Keep Careful Financial Records
Taxes need to be exact and specific. To properly fill out your taxes, you need to have accurate financial records that you can reference. You should continually be filling all your records and keeping track of them, so they are available during tax seasons. Keeping careful records can also be helpful in the future. You should keep your accounting records for 7-8 years so that you have the proof you need to make corrections or back up your statements if you discover an error in your taxes or if the IRS thinks you’ve made a mistake. Your records show you what has happened within your business financially and it’s important to hold onto those records.

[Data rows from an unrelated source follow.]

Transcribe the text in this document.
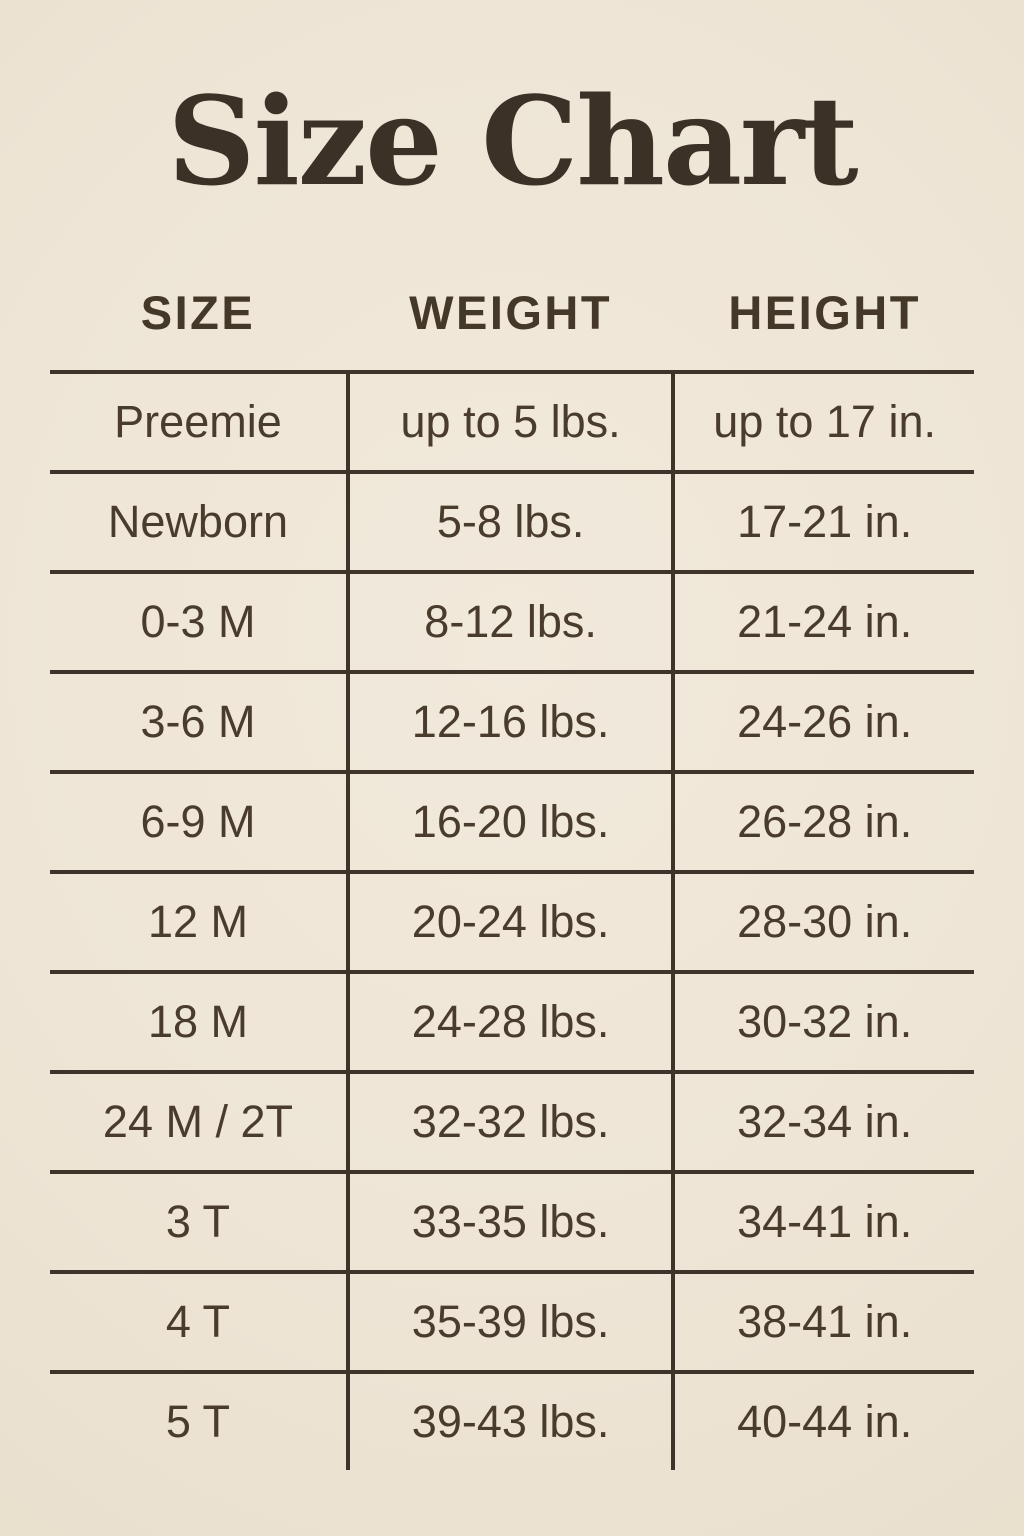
Size Chart
SIZE	WEIGHT	HEIGHT
Preemie	up to 5 lbs.	up to 17 in.
Newborn	5-8 lbs.	17-21 in.
0-3 M	8-12 lbs.	21-24 in.
3-6 M	12-16 lbs.	24-26 in.
6-9 M	16-20 lbs.	26-28 in.
12 M	20-24 lbs.	28-30 in.
18 M	24-28 lbs.	30-32 in.
24 M / 2T	32-32 lbs.	32-34 in.
3 T	33-35 lbs.	34-41 in.
4 T	35-39 lbs.	38-41 in.
5 T	39-43 lbs.	40-44 in.
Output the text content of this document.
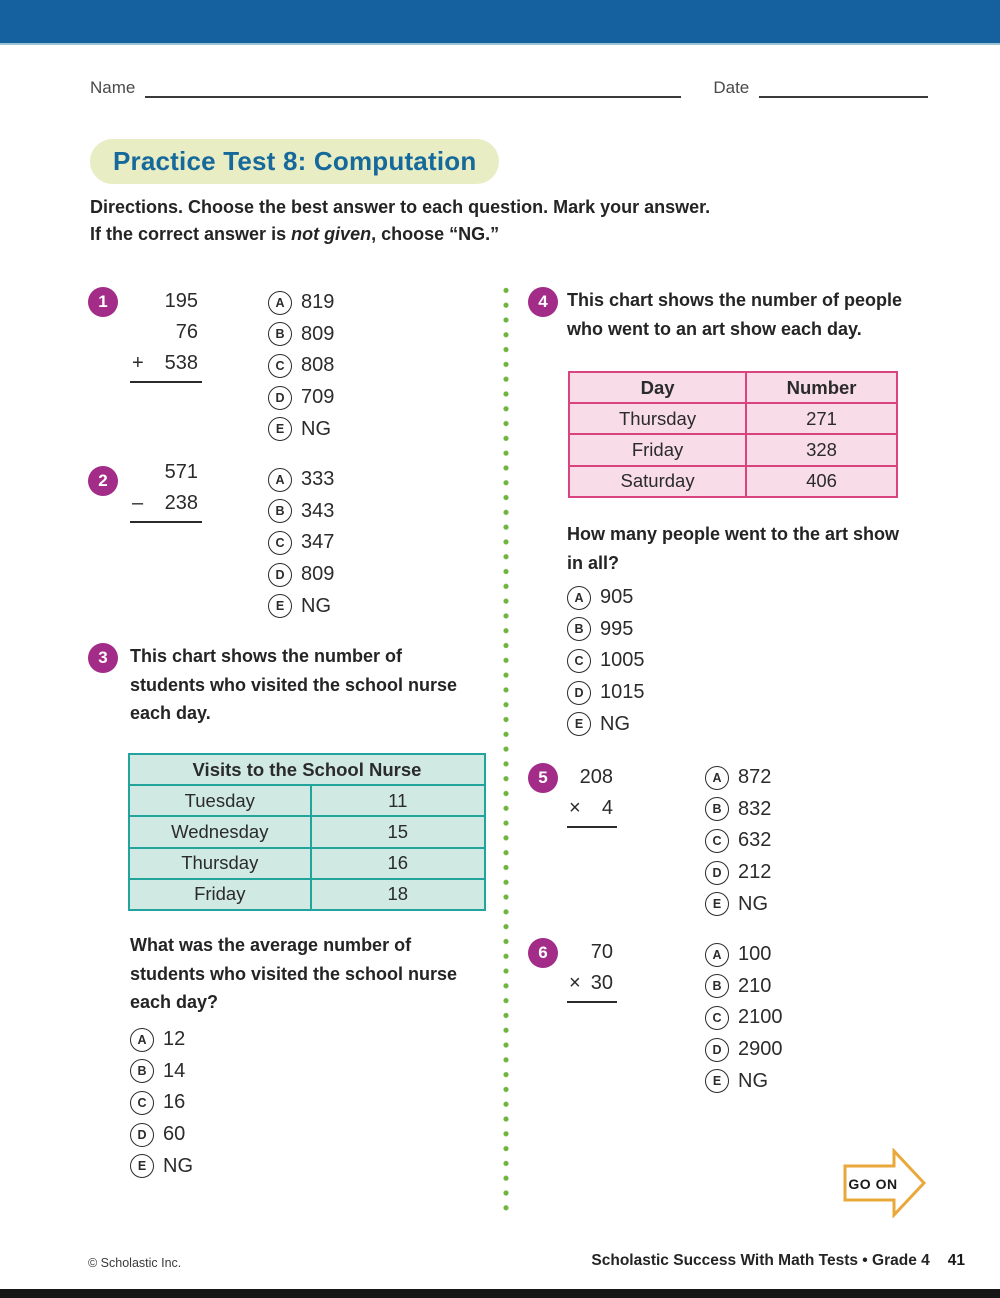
Name	Date
Practice Test 8: Computation
Directions. Choose the best answer to each question. Mark your answer.
If the correct answer is not given, choose “NG.”
1	195
76
+ 538
A 819
B 809
C 808
D 709
E NG
2	571
– 238
A 333
B 343
C 347
D 809
E NG
3	This chart shows the number of
students who visited the school nurse
each day.
Visits to the School Nurse	
Tuesday	11
Wednesday	15
Thursday	16
Friday	18
What was the average number of
students who visited the school nurse
each day?
A 12
B 14
C 16
D 60
E NG
4	This chart shows the number of people
who went to an art show each day.
Day	Number
Thursday	271
Friday	328
Saturday	406
How many people went to the art show
in all?
A 905
B 995
C 1005
D 1015
E NG
5	208
× 4
A 872
B 832
C 632
D 212
E NG
6	70
× 30
A 100
B 210
C 2100
D 2900
E NG
GO ON
© Scholastic Inc.	Scholastic Success With Math Tests • Grade 4 41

Make Sure Your Business Is Structured Correctly
The structure of your business can have a large impact on your taxes. In some cases, it may be better to restructure your business for the sake of your taxes. There are six main business structures. A sole proprietorship is when you own a business, and the income of the business is your income. This makes filing your taxes fairly easy, but you will have personal liability. With a partnership, you can see more flexibility in your business and taxes, but you also face liability and may even be responsible for your partner’s debts. A Limited Liability Corporation consists of several members and the liability is shared more evenly and it’s quite flexible. Cooperatives are made up of people who have purchased shares in the business. This type of structure is very democratic, but it also means one vote can put a hold on things. Finally, there are C Corporations and S Corporations. Both of these are primarily controlled by shareholders and these shareholders are typically the ones taxed.
Create a Plan
Taxes can come with a lot of stress, especially if you handle them all at once. It may be in your best interest to create a yearly plan for your taxes. This way you can evaluate your business and anticipate your financial situation for the next year. One option you can consider is spreading out your taxes. In some cases, you can pay your taxes quarterly instead of all together. This can help spread out the financial burden of your taxes. If you are working with a tax professional, talk with them to see if this is a potential option for you.
Give to Charity
It’s no secret that donating to charity can be written off as a deduction in your taxes. Make sure you are donating to a qualified organization or else you may not get a deduction. It’s also important to think about the other reasons you are donating. You shouldn’t donate just for the sake of a tax deduction. Found an organization that you care about. In fact, it might be best to choose one that is relevant to your business or important to your clientele. Overall, there are many benefits of donating to charity.
Plan Your Purchases
As mentioned, there are plenty of deductions available to you. However, you also need to plan out your purchases or deductible actions. If you want something to apply to your taxes, you need to make sure you do things before the end of the year. For example, if your business needs new equipment, get it sooner rather than later so it will apply to the current year’s taxes. The same goes for charitable donations and other actions.
Use Tax Software
If you have a smaller business, then using tax software may be sufficient for you. This software can help you navigate your taxes, and it will be much cheaper than hiring an accountant to do it for you. Just be aware that there still are risks of mistakes being made. Thoroughly research different tax software options before settling.
When doing your taxes, it’s important to be informed. Taxes are complicated, but if you know what you’re doing then you can greatly benefit your business. Do all you can to be aware of helpful tax tips.